The Financial Conduct Authority has found that from 5 February to 19 June 2009 McNeil failed to disclose information that might have indicated its products’ inability to pay out income to investors.
But McNeil has hit back, saying he was “stitched up” by the watchdog, which “misled” him into settling in 2011.
Calling their decisions “ill informed, inaccurate and self-preserving,” McNeil said: “Keydata covered payments to investors and advisers from its own resources during the period of the alleged SOP 4 breach. I reported this exposure on our FCA financial return in March 2009.
“The FCA ignored this disclosure because no one at the FCA looked at this financial return. The FCA’s claim that I should have rang them up and explained what was happening in words of one syllable is nonsense. If they cannot read financial figures, they should not be regulating financial firms.”

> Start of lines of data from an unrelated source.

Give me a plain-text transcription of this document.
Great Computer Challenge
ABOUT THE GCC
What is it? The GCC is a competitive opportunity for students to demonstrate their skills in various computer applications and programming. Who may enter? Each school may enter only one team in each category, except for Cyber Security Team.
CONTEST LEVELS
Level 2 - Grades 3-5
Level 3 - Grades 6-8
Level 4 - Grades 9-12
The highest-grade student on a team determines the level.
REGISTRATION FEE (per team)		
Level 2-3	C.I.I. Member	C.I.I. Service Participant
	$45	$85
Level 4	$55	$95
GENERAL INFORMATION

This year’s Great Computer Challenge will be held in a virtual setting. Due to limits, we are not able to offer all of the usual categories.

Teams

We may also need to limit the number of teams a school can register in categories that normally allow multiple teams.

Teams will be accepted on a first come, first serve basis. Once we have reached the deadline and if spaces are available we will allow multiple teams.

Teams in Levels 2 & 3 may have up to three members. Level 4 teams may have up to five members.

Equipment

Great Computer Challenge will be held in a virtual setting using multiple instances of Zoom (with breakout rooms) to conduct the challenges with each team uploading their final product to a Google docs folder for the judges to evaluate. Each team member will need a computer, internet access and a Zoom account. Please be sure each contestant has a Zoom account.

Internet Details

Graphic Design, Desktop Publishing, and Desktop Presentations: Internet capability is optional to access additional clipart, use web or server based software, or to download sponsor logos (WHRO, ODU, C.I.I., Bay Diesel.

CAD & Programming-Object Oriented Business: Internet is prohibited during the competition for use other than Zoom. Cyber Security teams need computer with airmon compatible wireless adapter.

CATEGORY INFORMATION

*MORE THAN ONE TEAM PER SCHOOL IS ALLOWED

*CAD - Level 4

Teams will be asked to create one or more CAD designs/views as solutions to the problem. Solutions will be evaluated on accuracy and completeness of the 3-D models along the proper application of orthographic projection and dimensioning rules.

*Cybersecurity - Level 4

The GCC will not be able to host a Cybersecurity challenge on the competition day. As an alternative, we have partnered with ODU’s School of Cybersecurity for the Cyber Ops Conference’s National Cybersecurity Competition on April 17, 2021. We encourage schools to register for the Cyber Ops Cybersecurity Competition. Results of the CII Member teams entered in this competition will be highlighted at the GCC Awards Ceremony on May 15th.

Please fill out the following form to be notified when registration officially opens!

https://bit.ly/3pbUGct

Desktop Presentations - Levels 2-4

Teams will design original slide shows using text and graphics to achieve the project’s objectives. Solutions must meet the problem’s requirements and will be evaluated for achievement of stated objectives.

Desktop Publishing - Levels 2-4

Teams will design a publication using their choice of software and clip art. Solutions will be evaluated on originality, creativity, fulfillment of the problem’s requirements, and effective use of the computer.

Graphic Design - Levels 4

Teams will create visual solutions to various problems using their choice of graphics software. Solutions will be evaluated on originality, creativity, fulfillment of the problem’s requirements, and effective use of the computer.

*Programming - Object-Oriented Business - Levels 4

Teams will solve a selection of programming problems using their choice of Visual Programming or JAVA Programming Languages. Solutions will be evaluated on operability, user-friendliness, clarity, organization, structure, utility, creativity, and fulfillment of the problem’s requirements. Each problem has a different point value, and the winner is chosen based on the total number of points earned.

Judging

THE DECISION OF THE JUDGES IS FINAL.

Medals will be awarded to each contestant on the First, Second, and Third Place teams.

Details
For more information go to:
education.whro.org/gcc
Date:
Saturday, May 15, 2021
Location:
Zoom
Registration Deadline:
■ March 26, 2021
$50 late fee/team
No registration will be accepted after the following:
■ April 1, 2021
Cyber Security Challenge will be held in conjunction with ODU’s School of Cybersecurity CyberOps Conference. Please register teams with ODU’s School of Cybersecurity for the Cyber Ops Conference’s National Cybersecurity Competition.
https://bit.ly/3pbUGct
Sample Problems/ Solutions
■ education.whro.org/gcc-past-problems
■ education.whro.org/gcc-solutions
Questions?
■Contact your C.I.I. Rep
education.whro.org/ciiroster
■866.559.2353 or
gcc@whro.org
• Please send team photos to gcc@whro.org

Keydata designed and sold investment products to retail investors via IFAs. The products were underpinned by Keydata’s investment in bonds issued by several Luxembourg-based special purpose vehicles, including one called SLS Capital, which invested in life settlement policies, or death bonds.
Following Keydata’s administration process in June 2009, it transpired SLS had failed to make certain payments due to Keydata, which had instead covered £4.2m of income payments from its own company resources.
A statement from the FCA said: “This had the effect of masking problems with SLS and the performance of the SLS portfolio. In his role as Keydata’s finance director, Mr McNeil was aware that Keydata continued to make such payments and failed to ensure that Keydata reported the matter to the FCA or to inform the FCA himself when he knew that the matter had not been reported.”
But McNeil said: “The SLS fund was the subject of an elaborate fraud in 2008. We were unaware of the fraud, but pulled out the stops to ensure investors were getting paid. How I reported the resulting figures would have made no difference to the eventual outcome for investors.”
In addition, McNeil failed to challenge a decision in late 2008 to enter into a “complicated transaction” which attempted to underwrite the missed SLS income payments, rather allowing Keydata to release £500,000 of its own funds without fully understanding the transaction or associated risks.
The FCA added: “Mr McNeil also failed to act with due skill, care and diligence in relation to the security transaction and the release of Keydata’s corporate funds by failing to take sufficient steps to inform himself about the transaction or to understand the risks that were involved.” Mr McNeil agreed to early settlement; as such he was eligible for a 30% discount. The fine would otherwise have been £500,000.